Une réforme inquiétante

Je suis le chef des services cliniques de l’Hôpital Georges-L.-Dumont. Un chef des services cliniques a le mandat d’assurer la qualité de
l’acte médical auprès des patients. En tant que chefs des services cliniques, nous avons un devoir moral de bien représenter les patients. J’ai le devoir moral de vous avertir. Comme patients, nous serons tous touchés par cette réforme.

La réforme de la santé est inquiétante. Le projet de loi de M. Murphy est à sa 2e lecture en chambre et peu de gens sont inquiets. Je
trouve ceci très inquiétant!

Le volet en ce qui concerne les services non cliniques a été annoncé de façon détaillée et précise.
Cependant, quand le volet médical est concerné, nous sommes tenus dans la parfaite noirceur. Sachez que lorsque la troisième lecture
du projet de loi sera acceptée, le projet de loi sera une loi. Il sera très difficile de le contester.

M. Murphy est un avocat brillant et très bien organisé. Il est impossible que son plan ne soit pas défini. Ce serait une incompétence
majeure de démolir une structure qui fonctionne, et la remplacer par un vide et la développer au fur et à mesure sur le dos des
patients. Feriez-vous affaire avec un mécanicien qui vous offre une voiture qu’il construira avec vous au fur et à mesure, tout en vous
laissant la conduire, avant qu’elle ne soit sécuritaire pour vous? Bien sûr que non! M. Murphy a un agenda qu’il ne partage pas avec
nous. Il attend que son projet devienne loi pour nous le dévoiler.

C’est très difficile de bien gérer une institution localement. On nous dit que ce sera mieux de gérer plusieurs institutions de façon
centrale. Sommes-nous assez cons pour croire ceci?

M. Murphy aura aboli la gouvernance locale (conseils d’administration, conseils médicaux consultatifs, conseils des médecins et
dentistes, etc.), tout cela dans le but d’avoir un pouvoir politique centralisé sur notre santé.

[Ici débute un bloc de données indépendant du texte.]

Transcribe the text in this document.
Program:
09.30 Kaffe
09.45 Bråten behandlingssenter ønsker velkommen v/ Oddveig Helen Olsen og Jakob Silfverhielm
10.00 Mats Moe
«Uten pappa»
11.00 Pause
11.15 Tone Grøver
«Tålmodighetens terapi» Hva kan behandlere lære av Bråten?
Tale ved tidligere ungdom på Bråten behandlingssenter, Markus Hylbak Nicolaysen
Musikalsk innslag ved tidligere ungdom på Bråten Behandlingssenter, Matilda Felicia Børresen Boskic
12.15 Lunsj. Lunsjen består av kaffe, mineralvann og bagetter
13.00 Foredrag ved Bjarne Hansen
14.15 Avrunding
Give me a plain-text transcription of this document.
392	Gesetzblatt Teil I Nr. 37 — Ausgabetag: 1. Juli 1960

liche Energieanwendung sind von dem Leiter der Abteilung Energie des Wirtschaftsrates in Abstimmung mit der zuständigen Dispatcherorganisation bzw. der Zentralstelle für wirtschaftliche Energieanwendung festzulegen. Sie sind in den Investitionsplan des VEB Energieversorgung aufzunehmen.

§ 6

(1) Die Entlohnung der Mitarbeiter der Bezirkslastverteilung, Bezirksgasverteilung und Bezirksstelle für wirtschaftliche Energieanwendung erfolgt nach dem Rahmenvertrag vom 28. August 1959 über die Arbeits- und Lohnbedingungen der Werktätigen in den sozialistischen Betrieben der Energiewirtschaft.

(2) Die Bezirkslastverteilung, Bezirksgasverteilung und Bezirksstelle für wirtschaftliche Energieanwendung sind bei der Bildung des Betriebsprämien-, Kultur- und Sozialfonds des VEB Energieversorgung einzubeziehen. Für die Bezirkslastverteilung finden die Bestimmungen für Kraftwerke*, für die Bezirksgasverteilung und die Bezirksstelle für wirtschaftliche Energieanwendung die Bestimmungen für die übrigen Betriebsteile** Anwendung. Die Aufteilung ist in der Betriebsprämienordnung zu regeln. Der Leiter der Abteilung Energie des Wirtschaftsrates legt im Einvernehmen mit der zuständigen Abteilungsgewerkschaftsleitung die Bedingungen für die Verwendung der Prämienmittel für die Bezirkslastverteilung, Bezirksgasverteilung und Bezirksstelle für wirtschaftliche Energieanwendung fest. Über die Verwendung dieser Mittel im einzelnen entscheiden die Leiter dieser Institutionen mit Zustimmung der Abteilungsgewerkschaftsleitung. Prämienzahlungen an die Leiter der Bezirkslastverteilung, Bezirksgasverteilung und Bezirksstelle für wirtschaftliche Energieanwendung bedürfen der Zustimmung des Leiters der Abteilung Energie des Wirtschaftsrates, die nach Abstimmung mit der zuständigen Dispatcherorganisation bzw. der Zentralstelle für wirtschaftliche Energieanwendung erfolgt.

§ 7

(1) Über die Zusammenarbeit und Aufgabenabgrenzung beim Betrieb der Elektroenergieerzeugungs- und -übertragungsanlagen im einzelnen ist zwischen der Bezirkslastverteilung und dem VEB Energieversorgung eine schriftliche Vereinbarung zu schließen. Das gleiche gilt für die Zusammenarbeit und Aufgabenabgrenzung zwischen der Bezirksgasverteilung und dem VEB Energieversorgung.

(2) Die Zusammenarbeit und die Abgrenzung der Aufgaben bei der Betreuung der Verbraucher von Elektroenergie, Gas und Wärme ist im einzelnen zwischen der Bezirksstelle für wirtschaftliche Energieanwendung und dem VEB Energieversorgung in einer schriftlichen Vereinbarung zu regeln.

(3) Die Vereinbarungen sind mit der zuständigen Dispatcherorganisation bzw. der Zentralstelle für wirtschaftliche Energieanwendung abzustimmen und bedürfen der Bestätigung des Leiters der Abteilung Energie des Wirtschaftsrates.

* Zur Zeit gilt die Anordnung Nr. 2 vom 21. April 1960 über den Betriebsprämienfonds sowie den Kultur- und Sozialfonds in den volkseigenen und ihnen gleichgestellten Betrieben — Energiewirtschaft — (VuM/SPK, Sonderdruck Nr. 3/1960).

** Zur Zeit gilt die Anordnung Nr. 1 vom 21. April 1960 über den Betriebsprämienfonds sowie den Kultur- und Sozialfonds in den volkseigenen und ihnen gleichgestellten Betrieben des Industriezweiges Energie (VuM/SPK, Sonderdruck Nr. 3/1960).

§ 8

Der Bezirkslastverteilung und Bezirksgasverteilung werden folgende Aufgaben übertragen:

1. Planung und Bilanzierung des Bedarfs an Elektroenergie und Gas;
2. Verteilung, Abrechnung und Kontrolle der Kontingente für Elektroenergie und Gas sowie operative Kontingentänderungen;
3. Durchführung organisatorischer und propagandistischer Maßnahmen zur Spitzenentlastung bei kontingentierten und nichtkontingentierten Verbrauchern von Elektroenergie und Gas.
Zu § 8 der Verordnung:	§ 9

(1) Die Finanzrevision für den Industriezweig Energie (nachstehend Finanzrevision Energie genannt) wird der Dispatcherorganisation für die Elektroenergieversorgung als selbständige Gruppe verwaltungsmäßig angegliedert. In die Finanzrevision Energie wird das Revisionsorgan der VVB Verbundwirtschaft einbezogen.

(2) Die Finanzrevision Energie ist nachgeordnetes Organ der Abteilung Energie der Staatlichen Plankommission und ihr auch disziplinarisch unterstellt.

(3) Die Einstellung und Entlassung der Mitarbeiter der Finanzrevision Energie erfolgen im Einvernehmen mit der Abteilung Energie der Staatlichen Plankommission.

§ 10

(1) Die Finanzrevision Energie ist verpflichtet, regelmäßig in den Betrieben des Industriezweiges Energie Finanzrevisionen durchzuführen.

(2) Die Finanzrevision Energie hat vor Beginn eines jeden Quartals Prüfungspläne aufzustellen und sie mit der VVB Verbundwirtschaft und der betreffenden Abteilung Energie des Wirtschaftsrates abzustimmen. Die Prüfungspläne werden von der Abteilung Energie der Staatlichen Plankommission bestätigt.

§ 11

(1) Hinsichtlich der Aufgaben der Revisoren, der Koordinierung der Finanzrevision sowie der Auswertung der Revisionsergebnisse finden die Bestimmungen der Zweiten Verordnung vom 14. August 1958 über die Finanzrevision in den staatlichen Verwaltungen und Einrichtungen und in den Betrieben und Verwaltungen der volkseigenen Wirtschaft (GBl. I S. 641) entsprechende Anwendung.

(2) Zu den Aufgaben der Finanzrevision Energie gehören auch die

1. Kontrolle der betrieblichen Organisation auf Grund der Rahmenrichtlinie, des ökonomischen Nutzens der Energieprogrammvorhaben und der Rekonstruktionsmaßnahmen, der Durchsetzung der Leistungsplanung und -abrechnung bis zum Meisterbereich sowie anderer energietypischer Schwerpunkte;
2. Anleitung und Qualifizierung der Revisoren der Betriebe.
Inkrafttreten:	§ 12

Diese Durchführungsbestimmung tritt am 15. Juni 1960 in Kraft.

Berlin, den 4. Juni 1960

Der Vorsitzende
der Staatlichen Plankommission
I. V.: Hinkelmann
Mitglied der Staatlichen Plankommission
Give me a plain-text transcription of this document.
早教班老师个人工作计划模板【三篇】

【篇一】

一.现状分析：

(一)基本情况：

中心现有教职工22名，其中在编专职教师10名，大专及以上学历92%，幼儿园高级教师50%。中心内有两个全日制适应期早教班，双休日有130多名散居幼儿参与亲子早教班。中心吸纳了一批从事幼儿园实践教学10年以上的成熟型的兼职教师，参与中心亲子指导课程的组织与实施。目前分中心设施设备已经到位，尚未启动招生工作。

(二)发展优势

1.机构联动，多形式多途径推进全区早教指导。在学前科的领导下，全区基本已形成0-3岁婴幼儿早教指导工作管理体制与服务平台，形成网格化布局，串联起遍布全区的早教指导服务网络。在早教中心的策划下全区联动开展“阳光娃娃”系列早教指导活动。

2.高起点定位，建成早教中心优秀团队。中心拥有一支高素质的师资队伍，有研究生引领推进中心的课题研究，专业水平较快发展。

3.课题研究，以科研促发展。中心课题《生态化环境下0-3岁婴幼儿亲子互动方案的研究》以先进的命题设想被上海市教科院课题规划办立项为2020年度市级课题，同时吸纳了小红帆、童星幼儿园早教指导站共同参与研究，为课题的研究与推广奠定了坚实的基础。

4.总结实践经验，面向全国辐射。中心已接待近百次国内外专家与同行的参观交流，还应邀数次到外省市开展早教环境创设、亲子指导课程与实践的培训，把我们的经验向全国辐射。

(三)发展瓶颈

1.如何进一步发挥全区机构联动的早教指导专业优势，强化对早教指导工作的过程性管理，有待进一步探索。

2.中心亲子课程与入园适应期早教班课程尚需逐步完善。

Allez-vous plutôt faire confiance aux
politiciens qu’à vos médecins en ce qui concerne votre santé? Ces politiciens ont-ils étudié 10-15 ans de leur vie, pour nous traiter pour toutes ces maladies complexes qui trop souvent nous font y laisser notre peau? Connaissent-ils les besoins des patients? Bien sûr que non! Ils connaissent la politique!

Allons-nous risquer l’exode de nos médecins pour sauver ou plutôt avoir l’illusion qu’on sauvera le 1 % du budget de la santé qu’il dit
que nous sauverons? M. Murphy ne nous parle pas de dualité linguistique dans son projet de loi. Il parle de deux régies. S’il envisageait la dualité, il l’aurait incorporée à son projet de loi.

M. Murphy dit qu’il fait ceci pour enrayer les conflits entre les institutions. Sommes-nous assez crétins pour croire ceci?

La Régie B aura les deux tiers du budget de la santé. La Régie A a seulement deux services ultraspécialisés, tels que la dialyse et
l’oncologie. Nous n’aurons pas de neurochirurgie, de chirurgie cardiaque, de centres de cathétérismes cardiaques, de centres d’oncologie pédiatrique, de centres de soins intensifs pédiatriques et néonatals….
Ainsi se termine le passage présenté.